Another concept of common waste treatment facility is being widely promoted and accepted as it uses waste as a resource by either using it as a co-fuel or co-raw material in manufacturing processes. This has led to rise of Public-Private Partnership (PPP) models in waste management which has open doors for doing business in waste management.
The Way Ahead
According to Crisil report ‘Talking About Trash’, addressing the challenge, therefore, requires coordinated efforts at all levels of government – central, state and local – with guided support for preparing long-term strategies, and short-term and implementable action plans, along with capacity building.

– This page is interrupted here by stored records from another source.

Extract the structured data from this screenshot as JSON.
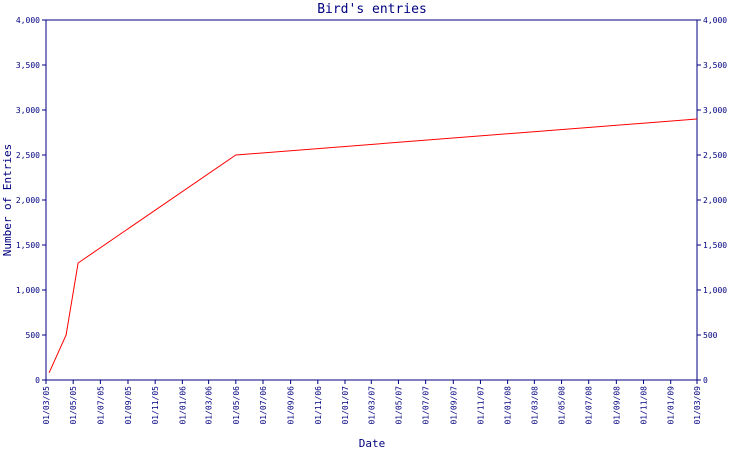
{
  "chart_data": {
    "type": "line",
    "title": "Bird's entries",
    "xlabel": "Date",
    "ylabel": "Number of Entries",
    "x_ticks": [
      "01/03/05",
      "01/05/05",
      "01/07/05",
      "01/09/05",
      "01/11/05",
      "01/01/06",
      "01/03/06",
      "01/05/06",
      "01/07/06",
      "01/09/06",
      "01/11/06",
      "01/01/07",
      "01/03/07",
      "01/05/07",
      "01/07/07",
      "01/09/07",
      "01/11/07",
      "01/01/08",
      "01/03/08",
      "01/05/08",
      "01/07/08",
      "01/09/08",
      "01/11/08",
      "01/01/09",
      "01/03/09"
    ],
    "y_ticks": [
      "0",
      "500",
      "1,000",
      "1,500",
      "2,000",
      "2,500",
      "3,000",
      "3,500",
      "4,000"
    ],
    "ylim": [
      0,
      4000
    ],
    "y_axis_both_sides": true,
    "grid": false,
    "series": [
      {
        "color": "#ff0000",
        "x": [
          "2005-03-08",
          "2005-04-15",
          "2005-05-12",
          "2006-05-01",
          "2009-03-01"
        ],
        "y": [
          80,
          500,
          1300,
          2500,
          2900
        ]
      }
    ]
  }
}
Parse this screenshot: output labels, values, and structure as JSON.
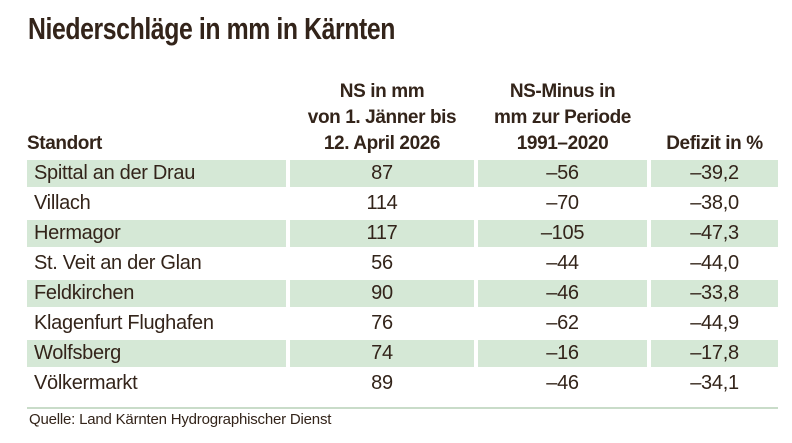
{
  "title": "Niederschläge in mm in Kärnten",
  "source": "Quelle: Land Kärnten Hydrographischer Dienst",
  "colors": {
    "row_green": "#d5e8d6",
    "text_color": "#33241a",
    "rule_color": "#c9dcc9",
    "bg": "#ffffff"
  },
  "table": {
    "headers": {
      "col1": "Standort",
      "col2_lines": [
        "NS in mm",
        "von 1. Jänner bis",
        "12. April 2026"
      ],
      "col3_lines": [
        "NS-Minus in",
        "mm zur Periode",
        "1991–2020"
      ],
      "col4": "Defizit in %"
    },
    "rows": [
      {
        "standort": "Spittal an der Drau",
        "ns_mm": "87",
        "ns_minus": "–56",
        "defizit": "–39,2"
      },
      {
        "standort": "Villach",
        "ns_mm": "114",
        "ns_minus": "–70",
        "defizit": "–38,0"
      },
      {
        "standort": "Hermagor",
        "ns_mm": "117",
        "ns_minus": "–105",
        "defizit": "–47,3"
      },
      {
        "standort": "St. Veit an der Glan",
        "ns_mm": "56",
        "ns_minus": "–44",
        "defizit": "–44,0"
      },
      {
        "standort": "Feldkirchen",
        "ns_mm": "90",
        "ns_minus": "–46",
        "defizit": "–33,8"
      },
      {
        "standort": "Klagenfurt Flughafen",
        "ns_mm": "76",
        "ns_minus": "–62",
        "defizit": "–44,9"
      },
      {
        "standort": "Wolfsberg",
        "ns_mm": "74",
        "ns_minus": "–16",
        "defizit": "–17,8"
      },
      {
        "standort": "Völkermarkt",
        "ns_mm": "89",
        "ns_minus": "–46",
        "defizit": "–34,1"
      }
    ]
  },
  "chart_data": {
    "type": "table",
    "title": "Niederschläge in mm in Kärnten",
    "columns": [
      "Standort",
      "NS in mm von 1. Jänner bis 12. April 2026",
      "NS-Minus in mm zur Periode 1991–2020",
      "Defizit in %"
    ],
    "rows": [
      [
        "Spittal an der Drau",
        87,
        -56,
        -39.2
      ],
      [
        "Villach",
        114,
        -70,
        -38.0
      ],
      [
        "Hermagor",
        117,
        -105,
        -47.3
      ],
      [
        "St. Veit an der Glan",
        56,
        -44,
        -44.0
      ],
      [
        "Feldkirchen",
        90,
        -46,
        -33.8
      ],
      [
        "Klagenfurt Flughafen",
        76,
        -62,
        -44.9
      ],
      [
        "Wolfsberg",
        74,
        -16,
        -17.8
      ],
      [
        "Völkermarkt",
        89,
        -46,
        -34.1
      ]
    ],
    "source": "Quelle: Land Kärnten Hydrographischer Dienst",
    "layout": {
      "striped_rows": "odd rows (1st,3rd,...) light green",
      "value_alignment": "center",
      "header_alignment": "center"
    }
  }
}
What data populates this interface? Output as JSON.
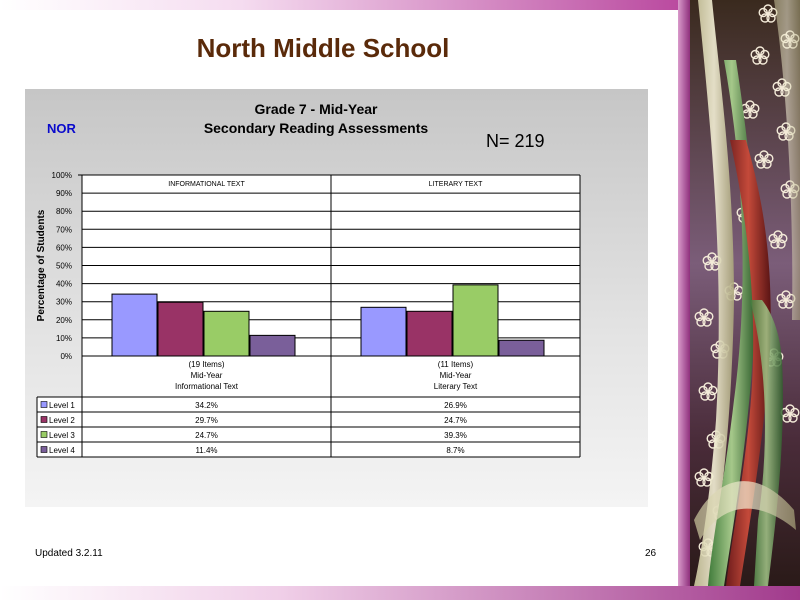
{
  "slide": {
    "title": "North Middle School",
    "school_code": "NOR",
    "n_count": "N=  219",
    "footer_updated": "Updated  3.2.11",
    "page_number": "26"
  },
  "colors": {
    "title": "#5a2a0a",
    "school_code": "#0a0acc",
    "level_1": "#9999ff",
    "level_2": "#993366",
    "level_3": "#99cc66",
    "level_4": "#7a5f9a"
  },
  "chart_data": {
    "type": "bar",
    "title": "Grade 7 - Mid-Year",
    "subtitle": "Secondary Reading Assessments",
    "ylabel": "Percentage of Students",
    "ylim": [
      0,
      100
    ],
    "yticks": [
      "0%",
      "10%",
      "20%",
      "30%",
      "40%",
      "50%",
      "60%",
      "70%",
      "80%",
      "90%",
      "100%"
    ],
    "grid": true,
    "groups": [
      {
        "header": "INFORMATIONAL TEXT",
        "category_lines": [
          "(19 Items)",
          "Mid-Year",
          "Informational Text"
        ]
      },
      {
        "header": "LITERARY TEXT",
        "category_lines": [
          "(11 Items)",
          "Mid-Year",
          "Literary Text"
        ]
      }
    ],
    "series": [
      {
        "name": "Level 1",
        "values": [
          34.2,
          26.9
        ],
        "labels": [
          "34.2%",
          "26.9%"
        ]
      },
      {
        "name": "Level 2",
        "values": [
          29.7,
          24.7
        ],
        "labels": [
          "29.7%",
          "24.7%"
        ]
      },
      {
        "name": "Level 3",
        "values": [
          24.7,
          39.3
        ],
        "labels": [
          "24.7%",
          "39.3%"
        ]
      },
      {
        "name": "Level 4",
        "values": [
          11.4,
          8.7
        ],
        "labels": [
          "11.4%",
          "8.7%"
        ]
      }
    ]
  }
}
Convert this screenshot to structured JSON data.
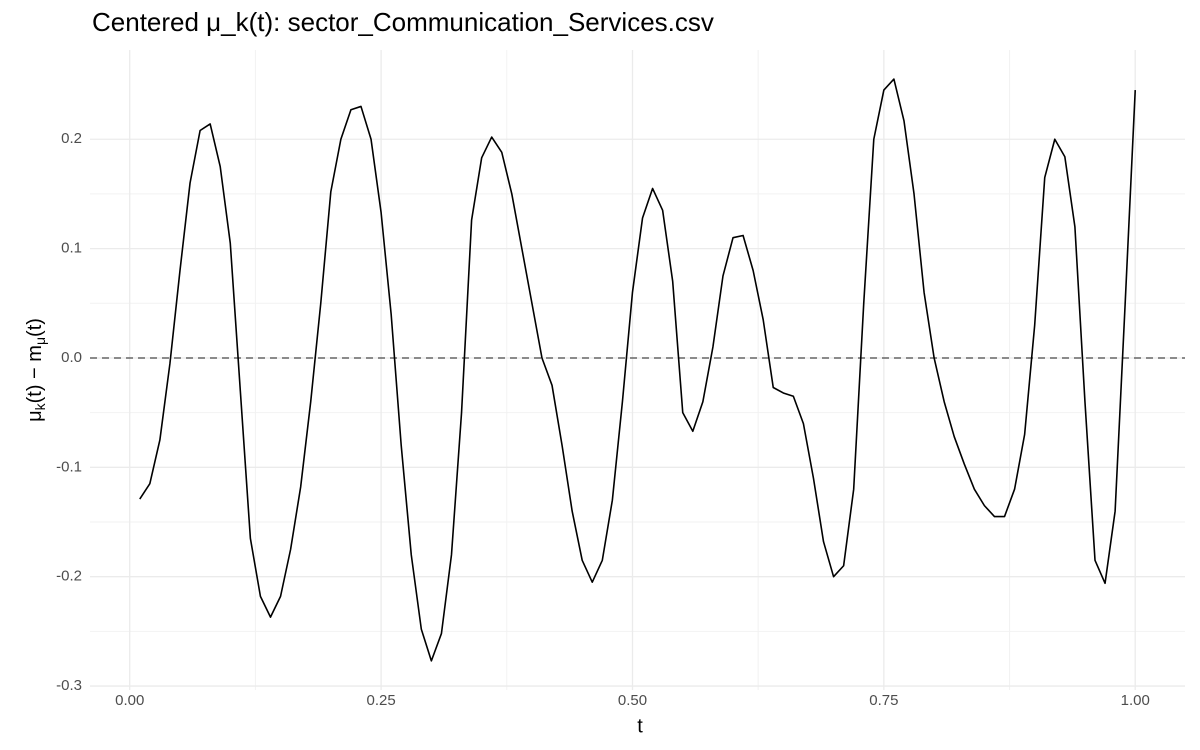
{
  "chart_data": {
    "type": "line",
    "title": "Centered μ_k(t): sector_Communication_Services.csv",
    "xlabel": "t",
    "ylabel": [
      "μ",
      "k",
      "(t) − m",
      "μ",
      "(t)"
    ],
    "x": [
      0.01,
      0.02,
      0.03,
      0.04,
      0.05,
      0.06,
      0.07,
      0.08,
      0.09,
      0.1,
      0.11,
      0.12,
      0.13,
      0.14,
      0.15,
      0.16,
      0.17,
      0.18,
      0.19,
      0.2,
      0.21,
      0.22,
      0.23,
      0.24,
      0.25,
      0.26,
      0.27,
      0.28,
      0.29,
      0.3,
      0.31,
      0.32,
      0.33,
      0.34,
      0.35,
      0.36,
      0.37,
      0.38,
      0.39,
      0.4,
      0.41,
      0.42,
      0.43,
      0.44,
      0.45,
      0.46,
      0.47,
      0.48,
      0.49,
      0.5,
      0.51,
      0.52,
      0.53,
      0.54,
      0.55,
      0.56,
      0.57,
      0.58,
      0.59,
      0.6,
      0.61,
      0.62,
      0.63,
      0.64,
      0.65,
      0.66,
      0.67,
      0.68,
      0.69,
      0.7,
      0.71,
      0.72,
      0.73,
      0.74,
      0.75,
      0.76,
      0.77,
      0.78,
      0.79,
      0.8,
      0.81,
      0.82,
      0.83,
      0.84,
      0.85,
      0.86,
      0.87,
      0.88,
      0.89,
      0.9,
      0.91,
      0.92,
      0.93,
      0.94,
      0.95,
      0.96,
      0.97,
      0.98,
      0.99,
      1.0
    ],
    "series": [
      {
        "color": "#000000",
        "values": [
          -0.129,
          -0.115,
          -0.075,
          -0.005,
          0.08,
          0.16,
          0.208,
          0.214,
          0.175,
          0.105,
          -0.03,
          -0.165,
          -0.218,
          -0.237,
          -0.218,
          -0.175,
          -0.118,
          -0.04,
          0.05,
          0.152,
          0.2,
          0.227,
          0.23,
          0.2,
          0.133,
          0.04,
          -0.08,
          -0.18,
          -0.248,
          -0.277,
          -0.252,
          -0.18,
          -0.05,
          0.126,
          0.183,
          0.202,
          0.188,
          0.15,
          0.1,
          0.05,
          0.0,
          -0.025,
          -0.08,
          -0.14,
          -0.185,
          -0.205,
          -0.185,
          -0.13,
          -0.04,
          0.06,
          0.128,
          0.155,
          0.135,
          0.07,
          -0.05,
          -0.067,
          -0.04,
          0.01,
          0.075,
          0.11,
          0.112,
          0.08,
          0.035,
          -0.027,
          -0.032,
          -0.035,
          -0.06,
          -0.11,
          -0.168,
          -0.2,
          -0.19,
          -0.12,
          0.05,
          0.2,
          0.245,
          0.255,
          0.217,
          0.15,
          0.06,
          0.0,
          -0.04,
          -0.072,
          -0.097,
          -0.12,
          -0.135,
          -0.145,
          -0.145,
          -0.12,
          -0.07,
          0.03,
          0.165,
          0.2,
          0.184,
          0.12,
          -0.04,
          -0.185,
          -0.206,
          -0.14,
          0.05,
          0.245
        ]
      }
    ],
    "hline": 0,
    "xlim": [
      -0.0395,
      1.0495
    ],
    "ylim": [
      -0.3036,
      0.2816
    ],
    "xticks": [
      {
        "value": 0,
        "label": "0.00"
      },
      {
        "value": 0.25,
        "label": "0.25"
      },
      {
        "value": 0.5,
        "label": "0.50"
      },
      {
        "value": 0.75,
        "label": "0.75"
      },
      {
        "value": 1,
        "label": "1.00"
      }
    ],
    "yticks": [
      -0.3,
      -0.2,
      -0.1,
      {
        "value": 0,
        "label": "0.0"
      },
      0.1,
      0.2
    ],
    "grid": true
  }
}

Civic bodies have to redraw long term vision in solid waste management and rework their strategies as per changing lifestyles. They should reinvent garbage management in cities so that we can process waste and not landfill it (with adequate provisioning in processing and recycling).
To do this, households and institutions must segregate their waste at source so that it could be managed as a resource. To this end many cities like Nagpur, Gurgaon and others have made mandatory waste segregation at the household level.
The Central government aims to do away with landfill sites in 20 major cities. There is no spare land for dumping garbage, the existing ones are in a critical state. It is reported that almost 80 percent of the waste at Delhi landfill sites could be recycled provided civic bodies start allowing ragpickers to segregate waste at source and recycle it.
Compost pits should be constructed in every locality to process organic waste. Community participation has a direct bearing on efficient waste management. Recovery of e-waste is abysmally low, we need to encourage recycling of e-waste on a very large scale level so that problem of e-waste disposal is contained.
Another interesting development could be in AI according to CRISIL. This can been seen in China where Artificial Intelligence is used. After Shanghai residents complained about the difficulty in sorting waste into four categories under a new rule that came into effect July 1, China’s biggest internet companies jumped in with apps to help out.
Tencent, which operates the messaging app WeChat, introduced a mini-program, Master of Trash Sorting, for users in the cities of Beijing, Shanghai, Shenzhen and Guangzhou, to help sorted and dispose waste. Alipay, the financial arm of Alibaba, too deployed its artificial intelligence and augmented reality technologies to a mini program for waste sorting in Shanghai and other cities in China. Users scan waste items using cameras on their smartphones to learn which category the rubbish belongs to.